Pure \(\mathrm{N}_{2}\) gas at \(1 \mathrm{~atm}\) and \(25^{\circ} \mathrm{C}\) is flowing through a 10-m-long, 3-cm-inner diameter pipe made of 2 -mm-thick rubber. Determine the rate at which \(\mathrm{N}_{2}\) leaks out of the pipe if the medium surrounding the pipe is \((a)\) a vacuum and \((b)\) atmospheric air at \(1 \mathrm{~atm}\) and \(25^{\circ} \mathrm{C}\) with 21 percent \(\mathrm{O}_{2}\) and 79 percent \(\mathrm{N}_{2}\).

You probably have noticed that balloons inflated with helium gas rise in the air the first day during a party but they fall down the next day and act like ordinary balloons filled with air.

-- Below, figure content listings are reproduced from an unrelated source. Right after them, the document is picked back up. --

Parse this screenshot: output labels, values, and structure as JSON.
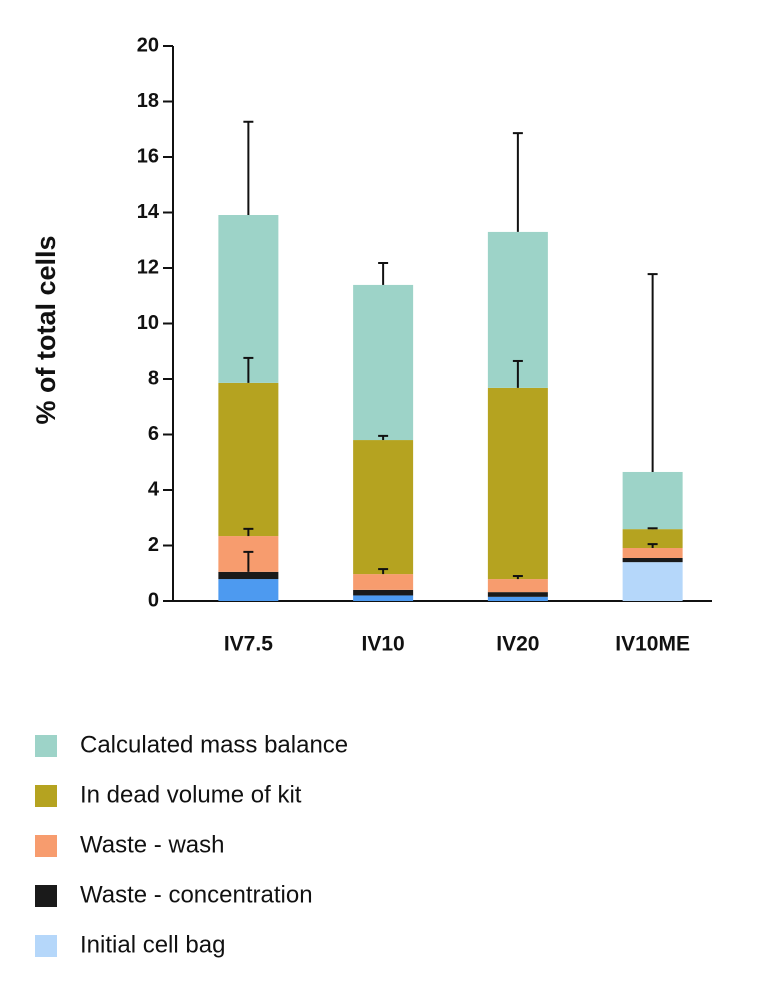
{
  "chart_data": {
    "type": "stacked-bar",
    "y_label": "% of total cells",
    "categories": [
      "IV7.5",
      "IV10",
      "IV20",
      "IV10ME"
    ],
    "series": [
      {
        "name": "Initial cell bag",
        "color": "#b5d7fa",
        "colors": [
          "#4d9af0",
          "#4d9af0",
          "#4d9af0",
          "#b5d7fa"
        ],
        "values": [
          0.79,
          0.2,
          0.15,
          1.4
        ],
        "errors": [
          null,
          null,
          null,
          null
        ]
      },
      {
        "name": "Waste - concentration",
        "color": "#1a1a1a",
        "values": [
          0.26,
          0.2,
          0.17,
          0.15
        ],
        "errors": [
          0.72,
          null,
          null,
          null
        ]
      },
      {
        "name": "Waste - wash",
        "color": "#f79c6e",
        "values": [
          1.29,
          0.57,
          0.47,
          0.36
        ],
        "errors": [
          0.26,
          0.18,
          0.11,
          0.14
        ]
      },
      {
        "name": "In dead volume of kit",
        "color": "#b5a320",
        "values": [
          5.52,
          4.83,
          6.89,
          0.68
        ],
        "errors": [
          0.9,
          0.15,
          0.97,
          0.03
        ]
      },
      {
        "name": "Calculated mass balance",
        "color": "#9dd3c8",
        "values": [
          6.05,
          5.59,
          5.62,
          2.06
        ],
        "errors": [
          3.36,
          0.79,
          3.56,
          7.13
        ]
      }
    ],
    "ylim": [
      0,
      20
    ],
    "yticks": [
      0,
      2,
      4,
      6,
      8,
      10,
      12,
      14,
      16,
      18,
      20
    ]
  }
}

This is because the helium in the balloon slowly leaks out through the wall while air leaks in by diffusion. Consider a balloon that is made of \(0.1\)-mm-thick soft rubber and has a diameter of \(15 \mathrm{~cm}\) when inflated. The pressure and temperature inside the balloon are initially \(110 \mathrm{kPa}\) and \(25^{\circ} \mathrm{C}\). The permeability of rubber to helium, oxygen, and nitrogen at \(25^{\circ} \mathrm{C}\) are \(9.4 \times 10^{-13}, 7.05 \times 10^{-13}\), and \(2.6 \times 10^{-13} \mathrm{kmol} / \mathrm{m} \cdot \mathrm{s} \cdot\) bar, respectively. Determine the initial rates of diffusion of helium, oxygen, and nitrogen through the balloon wall and the mass fraction of helium that escapes the balloon during the first \(5 \mathrm{~h}\) assuming the helium pressure inside the balloon remains nearly constant. Assume air to be 21 percent oxygen and 79 percent nitrogen by mole numbers and take the room conditions to be \(100 \mathrm{kPa}\) and \(25^{\circ} \mathrm{C}\).

What are the adverse effects of excess moisture on the wood and metal components of a house and the paint on the walls?

How does the condensation or freezing of water vapor in the wall affect the effectiveness of the insulation in the wall? How does the moisture content affect the effective thermal conductivity of soil?

Moisture migration in the walls, floors, and ceilings of buildings is controlled by vapor barriers or vapor retarders. Explain the difference between the two, and discuss which is more suitable for use in the walls of residential buildings.